Eastern VisayasEastern Visayas is one of the two regions of the Philippines having no land border with another region, MIMARO being the other, and is designated as Region VIII. It consists of six provinces, namely, Biliran, Eastern Samar, Leyte, Northern Samar, Samar (Western Samar) and Southern Leyte. These provinces occupy the easternmost islands of Visayas: Leyte, Samar and Biliran. The regional center is Tacloban City, one of two cities of Leyte. Calbayog City is the lone city in Samar, one of the oldest in the country
Region VIII is inhabited by the Waray-Warays, the country's fourth largest cultural linguistic group. But Cebuanos, from the nearby island of Cebu live in Ormoc City, Western Leyte and parts of the southwest of Leyte.
The eastern portion of the region is frequently visited by storms from the Pacific Ocean. The region receives heavy rainfall throughout the year with no pronounced dry season.
Eastern Visayas is primarily an agricultural region with rice, corn, coconut, sugarcane and banana as major crops. Its total land area is 21,431.7 sq. kms. 52% of its total land area are classified as forestland and 48% as alienable and disposable land.
The region's sea and inland waters are rich sources of salt and fresh water fish and other marine products. It is one of the fish exporting regions of the country.

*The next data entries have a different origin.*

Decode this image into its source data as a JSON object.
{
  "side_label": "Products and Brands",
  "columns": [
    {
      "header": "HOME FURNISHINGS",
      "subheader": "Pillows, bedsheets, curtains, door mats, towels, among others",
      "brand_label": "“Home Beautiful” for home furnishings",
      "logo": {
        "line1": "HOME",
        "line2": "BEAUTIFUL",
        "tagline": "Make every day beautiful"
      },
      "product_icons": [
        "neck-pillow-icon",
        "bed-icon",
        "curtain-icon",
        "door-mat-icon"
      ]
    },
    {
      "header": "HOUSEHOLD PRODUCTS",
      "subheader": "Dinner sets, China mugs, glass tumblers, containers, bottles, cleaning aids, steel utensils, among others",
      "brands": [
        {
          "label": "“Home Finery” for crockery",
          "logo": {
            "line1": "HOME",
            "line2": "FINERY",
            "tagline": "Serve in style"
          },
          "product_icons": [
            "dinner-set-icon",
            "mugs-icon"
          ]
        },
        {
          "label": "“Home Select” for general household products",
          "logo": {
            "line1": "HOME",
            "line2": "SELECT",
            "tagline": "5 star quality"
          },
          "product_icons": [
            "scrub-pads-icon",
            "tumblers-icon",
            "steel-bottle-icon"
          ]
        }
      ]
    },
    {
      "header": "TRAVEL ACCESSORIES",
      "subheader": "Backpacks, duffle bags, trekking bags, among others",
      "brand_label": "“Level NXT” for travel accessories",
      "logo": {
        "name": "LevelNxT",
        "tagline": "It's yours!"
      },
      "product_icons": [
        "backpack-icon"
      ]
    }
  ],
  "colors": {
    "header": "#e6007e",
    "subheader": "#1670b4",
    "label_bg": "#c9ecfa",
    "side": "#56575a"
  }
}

There are substantial forest reserves in the interiors of the islands. Its mineral deposits include chromite, nickel, clay, coal, limestone, pyrite and sand and gravel.
It has abundant geothermal energy and water resources to support the needs of medium and heavy industries.
Primary sources of revenue are manufacturing, wholesale and retail trade and services. Mining, farming, fishing and tourism contribute significantly to the economy Manufacturing firms include mining companies, fertilizer plants, sugar central, rice and corn mills and other food processing plants. Cebu is the hub of investment, trade and development in the region.
Other industries include mining, rice, corn and sugar milling, coconut oil extraction, alcohol distilling, beverage manufacture and forest products. Home industries include hat and basket weaving, metal craft, needlecraft, pottery, ceramics, woodcraft, shell craft and bamboo craft.